1. From the table, it can be seen that customers can viewing stuff on e-commerce 42718650 times and the total cost of goods is up to 14852761161 billion USD. There are also those who enter the items they want to buy into their basket for a total of 2202437 times, with a total amount of money reaching 775274240 million USD. And customers who finally decided to buy up to 682721 transactions, which has a total of 245314384 million USD.

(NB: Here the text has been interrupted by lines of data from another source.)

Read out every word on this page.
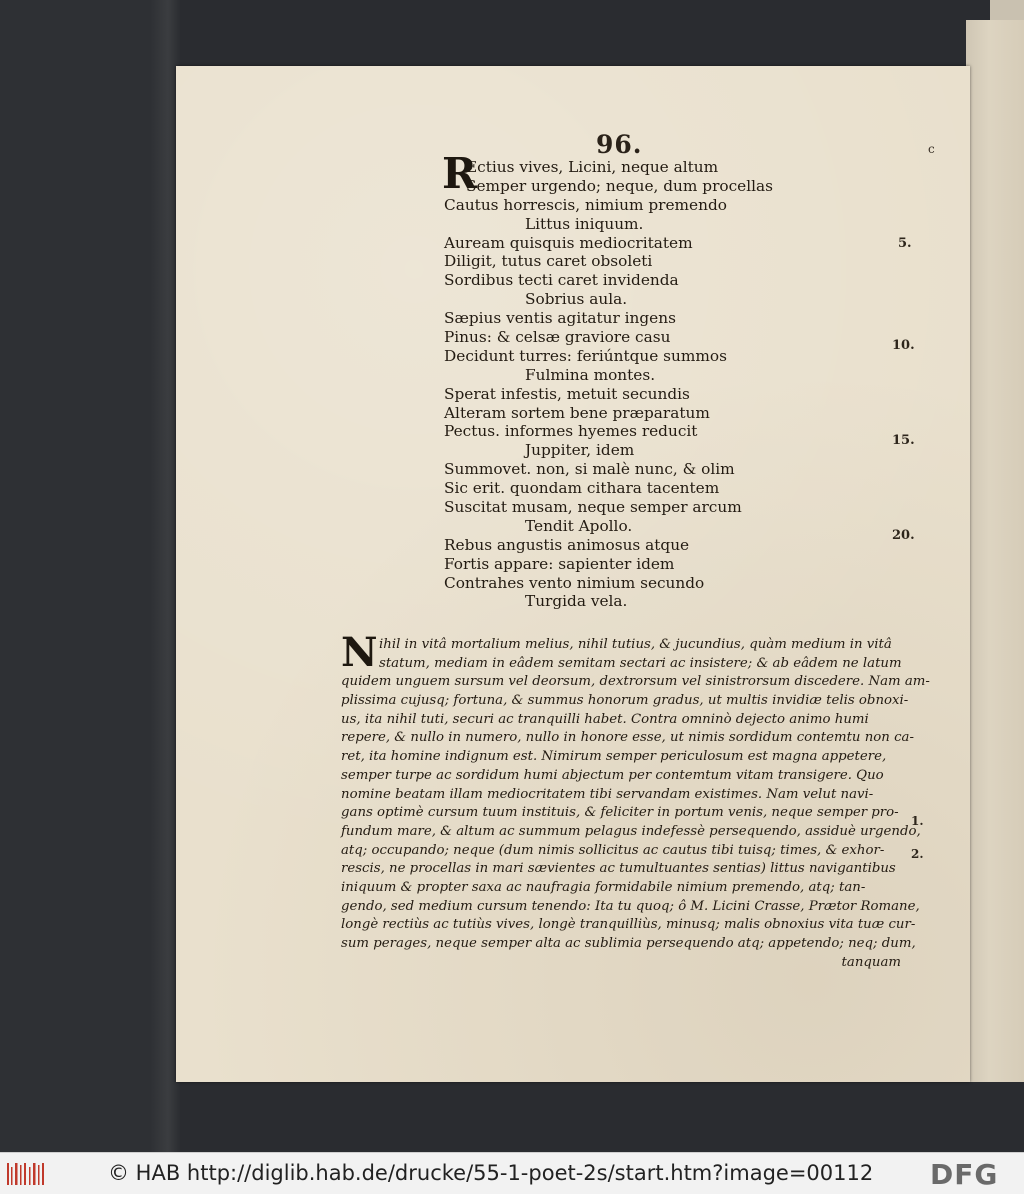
96.	c
R
Ectius vives, Licini, neque altum
Semper urgendo; neque, dum procellas
Cautus horrescis, nimium premendo
Littus iniquum.
Auream quisquis mediocritatem
Diligit, tutus caret obsoleti
Sordibus tecti caret invidenda
Sobrius aula.
Sæpius ventis agitatur ingens
Pinus: & celsæ graviore casu
Decidunt turres: feriúntque summos
Fulmina montes.
Sperat infestis, metuit secundis
Alteram sortem bene præparatum
Pectus. informes hyemes reducit
Juppiter, idem
Summovet. non, si malè nunc, & olim
Sic erit. quondam cithara tacentem
Suscitat musam, neque semper arcum
Tendit Apollo.
Rebus angustis animosus atque
Fortis appare: sapienter idem
Contrahes vento nimium secundo
Turgida vela.
5.
10.
15.
20.
N ihil in vitâ mortalium melius, nihil tutius, & jucundius, quàm medium in vitâ
statum, mediam in eâdem semitam sectari ac insistere; & ab eâdem ne latum
quidem unguem sursum vel deorsum, dextrorsum vel sinistrorsum discedere. Nam am-
plissima cujusq; fortuna, & summus honorum gradus, ut multis invidiæ telis obnoxi-
us, ita nihil tuti, securi ac tranquilli habet. Contra omninò dejecto animo humi
repere, & nullo in numero, nullo in honore esse, ut nimis sordidum contemtu non ca-
ret, ita homine indignum est. Nimirum semper periculosum est magna appetere,
semper turpe ac sordidum humi abjectum per contemtum vitam transigere. Quo
nomine beatam illam mediocritatem tibi servandam existimes. Nam velut navi-
gans optimè cursum tuum instituis, & feliciter in portum venis, neque semper pro-
fundum mare, & altum ac summum pelagus indefessè persequendo, assiduè urgendo,
atq; occupando; neque (dum nimis sollicitus ac cautus tibi tuisq; times, & exhor-
rescis, ne procellas in mari sævientes ac tumultuantes sentias) littus navigantibus
iniquum & propter saxa ac naufragia formidabile nimium premendo, atq; tan-
gendo, sed medium cursum tenendo: Ita tu quoq; ô M. Licini Crasse, Prætor Romane,
longè rectiùs ac tutiùs vives, longè tranquilliùs, minusq; malis obnoxius vita tuæ cur-
sum perages, neque semper alta ac sublimia persequendo atq; appetendo; neq; dum,
tanquam
1.
2.
© HAB http://diglib.hab.de/drucke/55-1-poet-2s/start.htm?image=00112 DFG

2. Based on the data above, the most popular products are smartphones from the Apple, Samsung and Xiaomi brands. This is shown from the purchase, view, and cart table.

3. The number of purchases made is far from viewing and adding stuff to their baskets by customers. This can be improveby giving discounts on the electronics category, especially smartphones because in that segment has a high interest value from customers.